Here's the actual stack modification function

	pushStack :: Interp -> Literal -> Interp
	pushStack i@Interp{ stack = stack } lit = i{ stack = (:) lit stack }

It takes an interpreter and a literal, and returns another interpreter, with a
different stack, based on the one it got (this might sound like an expensive
operation to an imperative head, but it's not).

This function is pure, because it does not actually modify. In fact, it does not copy
either, because this kind of data is immutable in Haskell, so the data can be
shared (gotta love that purity, eh?). What it does is give back a sort of
delta, which looks to us like a copy.

So when we

	i' <- doExp i Invoke 3

we are in effect creating a new interpreter with 3 on the stack, and we're
going to use this new interpreter and the remainder of the AST to get other
stuff done, like printing 3 on the screen:

	3 .

Or in our AST:

	[ Push 3, Invoke "." ]

Here's the definition of a `doExp` that matches `Invoke "."`:

	doExp i (Invoke ".") = do
	    let (stackHead, i') = popStack i
	    print stackHead
	    return i'

Wowza! Some IO! Hey, that was easy, wasn't it?

The line with `let` calls `popStack` on our interpreter.

	popStack :: Interp -> (Literal, Interp)
	popStack i@Interp{ stack = x:xs } = (x, i{ stack = xs })

This function takes an interpreter, and returns a pair. It uses pattern
matching to take apart the stack into `x` and `xs`, and returns a pair
containing the `x`, and an interpreter with `xs` as it's stack.

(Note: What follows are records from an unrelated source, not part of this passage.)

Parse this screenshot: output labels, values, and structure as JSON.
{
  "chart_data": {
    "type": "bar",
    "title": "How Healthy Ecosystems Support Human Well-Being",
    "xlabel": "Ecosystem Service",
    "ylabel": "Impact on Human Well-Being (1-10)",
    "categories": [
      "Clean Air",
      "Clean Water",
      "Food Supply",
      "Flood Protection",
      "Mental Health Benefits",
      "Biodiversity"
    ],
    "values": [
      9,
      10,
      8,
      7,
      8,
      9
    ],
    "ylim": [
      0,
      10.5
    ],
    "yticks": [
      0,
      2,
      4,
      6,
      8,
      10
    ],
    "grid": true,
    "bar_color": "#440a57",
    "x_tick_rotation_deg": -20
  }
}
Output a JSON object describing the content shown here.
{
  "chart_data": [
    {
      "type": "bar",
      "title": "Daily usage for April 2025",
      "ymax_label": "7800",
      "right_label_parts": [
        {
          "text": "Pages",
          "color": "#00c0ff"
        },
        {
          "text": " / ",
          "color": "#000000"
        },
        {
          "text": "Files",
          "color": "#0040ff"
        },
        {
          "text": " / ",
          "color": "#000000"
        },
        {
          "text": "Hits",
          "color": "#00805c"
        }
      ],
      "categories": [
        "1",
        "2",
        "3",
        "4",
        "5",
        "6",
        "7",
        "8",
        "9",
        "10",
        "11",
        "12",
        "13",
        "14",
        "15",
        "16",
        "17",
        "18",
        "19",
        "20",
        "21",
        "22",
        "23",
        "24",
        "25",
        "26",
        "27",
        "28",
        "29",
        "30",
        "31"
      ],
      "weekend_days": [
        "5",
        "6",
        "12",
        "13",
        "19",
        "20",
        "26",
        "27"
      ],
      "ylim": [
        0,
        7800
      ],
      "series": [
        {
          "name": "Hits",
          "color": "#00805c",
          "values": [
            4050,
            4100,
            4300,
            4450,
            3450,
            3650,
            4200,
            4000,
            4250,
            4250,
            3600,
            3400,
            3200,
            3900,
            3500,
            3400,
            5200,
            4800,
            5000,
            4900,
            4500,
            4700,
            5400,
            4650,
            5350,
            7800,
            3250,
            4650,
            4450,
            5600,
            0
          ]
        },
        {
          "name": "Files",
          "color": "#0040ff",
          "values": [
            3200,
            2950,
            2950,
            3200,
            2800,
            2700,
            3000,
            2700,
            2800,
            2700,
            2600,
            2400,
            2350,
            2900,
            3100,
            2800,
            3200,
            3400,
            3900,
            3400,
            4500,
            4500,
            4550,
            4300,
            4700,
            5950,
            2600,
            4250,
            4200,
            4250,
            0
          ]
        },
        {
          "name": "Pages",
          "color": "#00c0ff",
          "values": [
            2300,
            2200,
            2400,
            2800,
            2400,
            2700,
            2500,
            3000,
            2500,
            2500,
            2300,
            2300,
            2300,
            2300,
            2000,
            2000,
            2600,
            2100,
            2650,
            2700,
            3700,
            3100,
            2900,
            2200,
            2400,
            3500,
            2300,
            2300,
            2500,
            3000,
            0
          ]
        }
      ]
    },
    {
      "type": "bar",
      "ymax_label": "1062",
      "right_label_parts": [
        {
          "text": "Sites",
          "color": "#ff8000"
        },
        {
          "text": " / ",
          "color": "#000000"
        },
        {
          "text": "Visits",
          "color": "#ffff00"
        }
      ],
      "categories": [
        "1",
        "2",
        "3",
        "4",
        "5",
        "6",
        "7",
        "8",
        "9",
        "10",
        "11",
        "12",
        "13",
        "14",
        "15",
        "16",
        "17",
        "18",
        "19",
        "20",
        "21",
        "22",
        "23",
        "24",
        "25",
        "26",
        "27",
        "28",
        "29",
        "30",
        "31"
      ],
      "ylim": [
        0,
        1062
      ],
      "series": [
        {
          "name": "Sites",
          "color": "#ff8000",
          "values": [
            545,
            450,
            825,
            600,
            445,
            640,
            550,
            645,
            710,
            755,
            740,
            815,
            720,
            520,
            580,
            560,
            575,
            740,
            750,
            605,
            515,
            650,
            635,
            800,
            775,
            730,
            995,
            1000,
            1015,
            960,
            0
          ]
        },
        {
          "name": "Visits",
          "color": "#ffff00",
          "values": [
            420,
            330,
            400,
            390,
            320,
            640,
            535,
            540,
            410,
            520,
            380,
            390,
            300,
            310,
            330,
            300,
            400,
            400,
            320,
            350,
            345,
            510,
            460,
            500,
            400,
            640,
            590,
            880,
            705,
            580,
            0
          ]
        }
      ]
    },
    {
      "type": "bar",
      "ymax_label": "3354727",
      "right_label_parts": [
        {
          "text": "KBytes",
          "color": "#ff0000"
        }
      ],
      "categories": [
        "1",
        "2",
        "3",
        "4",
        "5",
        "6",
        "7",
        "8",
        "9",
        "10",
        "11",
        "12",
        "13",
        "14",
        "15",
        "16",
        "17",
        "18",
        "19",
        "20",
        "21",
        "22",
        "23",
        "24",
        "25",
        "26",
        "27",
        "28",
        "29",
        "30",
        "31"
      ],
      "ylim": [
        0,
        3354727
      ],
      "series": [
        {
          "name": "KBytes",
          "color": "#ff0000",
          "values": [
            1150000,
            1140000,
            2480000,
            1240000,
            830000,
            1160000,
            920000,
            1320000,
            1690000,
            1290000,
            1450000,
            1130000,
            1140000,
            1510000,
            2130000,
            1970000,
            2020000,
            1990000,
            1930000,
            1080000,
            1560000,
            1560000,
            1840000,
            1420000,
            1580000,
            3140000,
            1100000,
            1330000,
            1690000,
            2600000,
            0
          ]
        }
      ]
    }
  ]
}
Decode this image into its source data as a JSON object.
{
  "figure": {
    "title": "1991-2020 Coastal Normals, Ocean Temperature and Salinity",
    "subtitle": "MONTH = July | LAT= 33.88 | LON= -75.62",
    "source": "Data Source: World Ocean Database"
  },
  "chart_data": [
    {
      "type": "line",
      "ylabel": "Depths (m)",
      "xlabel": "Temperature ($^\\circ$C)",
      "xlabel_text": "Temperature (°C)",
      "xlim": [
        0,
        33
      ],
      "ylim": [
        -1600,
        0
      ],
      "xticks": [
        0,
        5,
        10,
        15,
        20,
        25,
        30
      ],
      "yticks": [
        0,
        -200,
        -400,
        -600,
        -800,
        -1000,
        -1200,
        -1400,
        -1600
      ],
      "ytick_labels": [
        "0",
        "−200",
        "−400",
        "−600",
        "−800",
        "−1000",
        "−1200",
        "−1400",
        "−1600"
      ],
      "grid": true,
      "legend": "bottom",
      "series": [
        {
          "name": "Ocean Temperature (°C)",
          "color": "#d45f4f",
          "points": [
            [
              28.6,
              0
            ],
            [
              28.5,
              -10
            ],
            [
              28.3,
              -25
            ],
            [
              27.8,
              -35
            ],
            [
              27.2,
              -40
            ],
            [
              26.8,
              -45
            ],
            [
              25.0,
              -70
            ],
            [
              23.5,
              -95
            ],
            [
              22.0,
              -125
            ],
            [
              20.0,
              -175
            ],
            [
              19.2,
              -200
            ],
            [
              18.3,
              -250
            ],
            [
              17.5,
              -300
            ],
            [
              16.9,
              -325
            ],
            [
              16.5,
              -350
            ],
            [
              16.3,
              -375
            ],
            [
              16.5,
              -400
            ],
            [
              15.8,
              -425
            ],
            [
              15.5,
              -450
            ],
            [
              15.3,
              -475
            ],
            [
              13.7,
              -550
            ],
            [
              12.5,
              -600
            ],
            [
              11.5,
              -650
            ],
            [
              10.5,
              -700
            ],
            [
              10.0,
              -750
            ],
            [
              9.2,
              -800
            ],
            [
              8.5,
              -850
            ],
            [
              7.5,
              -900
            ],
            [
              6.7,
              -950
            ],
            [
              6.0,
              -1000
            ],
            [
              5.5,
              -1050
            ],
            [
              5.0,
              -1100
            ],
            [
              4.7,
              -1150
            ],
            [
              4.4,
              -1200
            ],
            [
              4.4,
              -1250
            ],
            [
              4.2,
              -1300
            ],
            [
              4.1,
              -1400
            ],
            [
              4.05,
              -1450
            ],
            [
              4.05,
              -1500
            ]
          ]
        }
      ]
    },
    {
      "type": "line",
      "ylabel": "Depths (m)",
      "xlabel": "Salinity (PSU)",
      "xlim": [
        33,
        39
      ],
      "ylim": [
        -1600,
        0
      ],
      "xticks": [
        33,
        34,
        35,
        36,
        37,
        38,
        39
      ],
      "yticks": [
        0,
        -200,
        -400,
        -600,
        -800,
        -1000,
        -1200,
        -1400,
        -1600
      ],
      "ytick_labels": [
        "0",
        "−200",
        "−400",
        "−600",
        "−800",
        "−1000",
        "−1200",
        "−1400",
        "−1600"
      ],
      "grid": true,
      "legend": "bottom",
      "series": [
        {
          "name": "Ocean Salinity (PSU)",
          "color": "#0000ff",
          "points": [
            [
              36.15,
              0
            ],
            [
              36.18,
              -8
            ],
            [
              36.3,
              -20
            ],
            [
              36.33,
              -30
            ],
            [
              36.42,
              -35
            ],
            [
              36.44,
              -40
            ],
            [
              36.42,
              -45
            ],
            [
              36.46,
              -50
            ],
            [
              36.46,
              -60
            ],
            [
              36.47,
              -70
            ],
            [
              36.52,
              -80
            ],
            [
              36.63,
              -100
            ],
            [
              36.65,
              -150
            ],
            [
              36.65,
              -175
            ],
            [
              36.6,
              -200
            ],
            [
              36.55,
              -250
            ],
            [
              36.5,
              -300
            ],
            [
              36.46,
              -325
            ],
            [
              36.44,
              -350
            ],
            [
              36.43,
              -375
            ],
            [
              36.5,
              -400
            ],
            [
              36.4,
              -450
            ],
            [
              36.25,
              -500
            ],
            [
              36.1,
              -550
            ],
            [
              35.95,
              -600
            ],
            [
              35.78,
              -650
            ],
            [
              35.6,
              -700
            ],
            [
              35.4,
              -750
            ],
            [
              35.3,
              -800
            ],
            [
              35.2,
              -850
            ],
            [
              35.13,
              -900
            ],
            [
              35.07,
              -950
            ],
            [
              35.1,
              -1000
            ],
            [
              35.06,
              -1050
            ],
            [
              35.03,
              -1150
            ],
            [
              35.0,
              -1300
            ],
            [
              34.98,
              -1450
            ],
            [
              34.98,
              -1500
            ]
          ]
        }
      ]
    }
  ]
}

The left side of `let (stackHead, i')` is pattern matching once more - it takes
apart the pair, and binds (local to this function) the variables `stackHead`
and `i'`.

The next line calls `print stackHead`. `print` takes anything that can `Show`:

	Prelude> :t print
	print :: (Show a) => a -> IO ()

And puts it on STDOUT.

Then we shove our interpreter with a fudged stack into the IO monad, and give
it to the next iteration of `interpret`.

== Parsing and Evaluating

In the Parsec docs we see a small example function called `run`. I've based the
function `main` in the file `src/Harrorth/Shell.hs` on it:

	module Main where

	import Text.ParserCombinators.Parsec
	import Harrorth.Eval
	import Harrorth.Parser
	import Harrorth.AST

	main = do
	    src <- getLine
	    case (parse forthProgram "" src) of
	        Left err -> do
	            putStr "parse error at "
	            print err
	        Right x -> dumpInterp x

	dumpInterp :: Forth -> IO ()
	dumpInterp ast = do
	    finished <- interpret Interp { stack = [] } ast
	    print finished

What `main` does is read a line of input, and then parse it with our
`forthProgram` parser. If the parsing was successful it sends the resulting AST
on to `dumpInterp`, a function that will create an empty interpreter, interpret
the AST with it, and then print the final resulting interpreter on the screen

== Compiling to a binary

	% ghc --make -isrc -o forth src/Harrorth/Shell.hs

This will produce a binary called `forth` in the current directory. When you
invoke it the `main` action will be executed. That's pretty much all there's to
it.

You can now run the example from the beginning of the chapter!